Extra Credit: Fancy Squares¶

In this task, you will combine the drawing of a colorful recursive pattern (as in Task 3) with the returning of tuples (as in Task 4, except we are returning multiple values). In particular, we will draw a recursive pattern of tri-colored squares and count the total number of squares of each color in the pattern:

This pattern contains 386 red squares, 364 blue squares, and 343 cyan squares.

You’ll implement this recursive function as `drawFancySquares(patternSize, minSize, colors)` in `fancy.py`. The parameters are the following:

• `patternSize` denotes the side length of the entire pattern, where the big solid square in the upper left quadrant has side length `patternSize/2`. Recursive subpatterns of side length `patternSize/2` fill the other three quadrants.

• `minSize` is the smallest value of `patternSize` for which a non-empty pattern is drawn. If the `patternSize` is strictly smaller than `minSize`, `recursiveSqCount` draws nothing.
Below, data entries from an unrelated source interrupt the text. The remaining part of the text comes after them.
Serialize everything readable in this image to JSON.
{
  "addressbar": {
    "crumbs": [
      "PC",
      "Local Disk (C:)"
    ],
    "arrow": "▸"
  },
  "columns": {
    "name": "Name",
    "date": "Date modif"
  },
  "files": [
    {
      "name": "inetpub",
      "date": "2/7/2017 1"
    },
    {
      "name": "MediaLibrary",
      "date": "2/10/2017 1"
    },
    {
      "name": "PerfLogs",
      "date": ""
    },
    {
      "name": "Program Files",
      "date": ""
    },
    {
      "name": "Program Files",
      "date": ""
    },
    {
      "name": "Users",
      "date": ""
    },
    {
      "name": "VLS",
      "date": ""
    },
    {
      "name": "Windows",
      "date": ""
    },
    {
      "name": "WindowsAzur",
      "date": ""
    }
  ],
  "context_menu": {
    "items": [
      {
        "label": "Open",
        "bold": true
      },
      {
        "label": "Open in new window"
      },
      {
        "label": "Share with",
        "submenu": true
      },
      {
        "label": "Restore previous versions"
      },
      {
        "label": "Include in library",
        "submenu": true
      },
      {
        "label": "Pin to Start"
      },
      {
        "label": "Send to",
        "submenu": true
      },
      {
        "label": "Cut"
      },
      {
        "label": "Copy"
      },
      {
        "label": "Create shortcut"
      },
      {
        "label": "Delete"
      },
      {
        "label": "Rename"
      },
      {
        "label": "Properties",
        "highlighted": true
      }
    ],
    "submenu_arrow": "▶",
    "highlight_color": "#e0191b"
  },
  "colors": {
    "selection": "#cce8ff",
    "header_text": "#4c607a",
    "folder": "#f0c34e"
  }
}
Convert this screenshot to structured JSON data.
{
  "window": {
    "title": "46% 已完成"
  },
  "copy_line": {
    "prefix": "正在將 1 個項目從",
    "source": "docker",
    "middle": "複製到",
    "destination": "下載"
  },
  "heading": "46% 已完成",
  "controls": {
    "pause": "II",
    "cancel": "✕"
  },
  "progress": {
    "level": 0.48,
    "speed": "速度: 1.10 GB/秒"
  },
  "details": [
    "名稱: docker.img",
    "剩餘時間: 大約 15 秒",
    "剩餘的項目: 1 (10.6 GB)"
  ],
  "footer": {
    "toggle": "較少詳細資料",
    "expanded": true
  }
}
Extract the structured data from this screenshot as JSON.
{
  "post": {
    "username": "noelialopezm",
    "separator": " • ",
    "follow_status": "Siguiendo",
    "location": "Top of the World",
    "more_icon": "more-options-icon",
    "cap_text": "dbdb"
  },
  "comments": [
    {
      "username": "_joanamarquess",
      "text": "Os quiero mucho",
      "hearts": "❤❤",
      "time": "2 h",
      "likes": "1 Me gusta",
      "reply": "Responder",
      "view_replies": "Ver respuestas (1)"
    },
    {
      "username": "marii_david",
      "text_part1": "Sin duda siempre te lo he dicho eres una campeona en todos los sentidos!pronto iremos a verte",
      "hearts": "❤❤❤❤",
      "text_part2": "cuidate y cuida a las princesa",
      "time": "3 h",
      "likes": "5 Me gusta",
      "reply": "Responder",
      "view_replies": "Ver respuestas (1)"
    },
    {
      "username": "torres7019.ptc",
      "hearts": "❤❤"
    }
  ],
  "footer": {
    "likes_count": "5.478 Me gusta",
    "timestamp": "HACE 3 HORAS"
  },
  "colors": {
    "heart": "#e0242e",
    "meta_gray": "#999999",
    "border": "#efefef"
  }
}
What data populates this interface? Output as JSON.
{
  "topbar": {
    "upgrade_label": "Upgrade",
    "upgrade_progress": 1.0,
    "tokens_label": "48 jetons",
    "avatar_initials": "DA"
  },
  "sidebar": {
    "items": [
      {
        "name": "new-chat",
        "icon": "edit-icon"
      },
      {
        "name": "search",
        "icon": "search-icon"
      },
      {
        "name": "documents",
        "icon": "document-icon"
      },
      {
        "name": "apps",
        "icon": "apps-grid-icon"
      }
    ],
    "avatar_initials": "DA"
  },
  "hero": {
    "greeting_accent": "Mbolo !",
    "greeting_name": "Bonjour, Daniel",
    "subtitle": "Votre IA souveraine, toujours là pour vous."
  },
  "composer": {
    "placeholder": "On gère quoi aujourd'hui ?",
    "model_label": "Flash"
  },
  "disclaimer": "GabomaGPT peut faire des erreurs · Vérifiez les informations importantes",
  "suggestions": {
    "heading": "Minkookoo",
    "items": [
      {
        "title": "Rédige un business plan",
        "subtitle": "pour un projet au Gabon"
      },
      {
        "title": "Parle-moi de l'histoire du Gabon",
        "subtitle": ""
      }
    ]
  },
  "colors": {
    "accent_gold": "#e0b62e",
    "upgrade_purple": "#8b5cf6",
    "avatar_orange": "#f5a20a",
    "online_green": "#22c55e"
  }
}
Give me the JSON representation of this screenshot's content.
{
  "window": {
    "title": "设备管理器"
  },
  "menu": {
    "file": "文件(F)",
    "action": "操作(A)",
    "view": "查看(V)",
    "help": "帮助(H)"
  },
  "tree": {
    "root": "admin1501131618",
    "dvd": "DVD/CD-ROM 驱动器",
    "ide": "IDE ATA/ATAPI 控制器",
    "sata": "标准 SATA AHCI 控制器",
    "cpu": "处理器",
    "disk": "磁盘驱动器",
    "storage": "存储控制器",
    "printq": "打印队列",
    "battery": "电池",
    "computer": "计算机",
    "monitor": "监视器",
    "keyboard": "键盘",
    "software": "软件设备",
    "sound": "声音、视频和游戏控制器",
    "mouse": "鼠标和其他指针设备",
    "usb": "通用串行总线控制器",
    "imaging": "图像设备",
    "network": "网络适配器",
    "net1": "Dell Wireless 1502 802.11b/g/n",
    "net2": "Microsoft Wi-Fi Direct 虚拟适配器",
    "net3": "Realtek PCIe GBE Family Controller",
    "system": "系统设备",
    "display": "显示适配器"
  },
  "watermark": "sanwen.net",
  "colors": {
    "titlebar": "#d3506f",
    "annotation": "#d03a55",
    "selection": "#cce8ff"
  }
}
• `colors` is a tuple of three color names. `colors[0]` is the color of the square in the upper left corner of the pattern. `colors[1]` and `colors[2]` are used in the recursive subpatterns, as illustrated below:

`drawFancySquares(512, 1024, ("red","blue","cyan"))` ` -> (0, 0, 0)`

`drawFancySquares(512, 512, ("red","blue","cyan"))` ` -> (1, 0, 0)`

`drawFancySquares(512, 256, ("red","blue","cyan"))` ` -> (1, 1, 2)`

`drawFancySquares(512, 128, ("red","blue","cyan"))` ` -> (6, 4, 3)`

Each calls returns a triple (that is, a 3-item tuple) where:

• the first item is the total number of `color[0]` squares in the pattern

• the second item is the total number of `color[1]` squares in the pattern

• the third item is the total number of `color[2]` squares in the pattern

The rest of the code in `fancy.py` is structured in the same way as in the previous tasks. You should only need to modify the `drawFancySquares` function, but feel free to experiment however you like!

When you’re finished, sign the honor code and stage, commit, and push your work to the server as in previous labs.

• For Task 1, remember that you are required to add a new doctest.

• For Tasks 2, 3, 4, and the extra credit, you do not need to submit any image files. We will generate them as we grade.

Good luck! Do not forget to add, commit, and push your work as it progresses! Test your code often to simplify debugging.

Note that Tasks 0-4 are the only required tasks for this lab. The extra-credit recursive squares is optional. See lab Syllabus for an overview of the rubric used in grading. The file `Gradesheet.txt` gives you specifics of our expectations for this lab.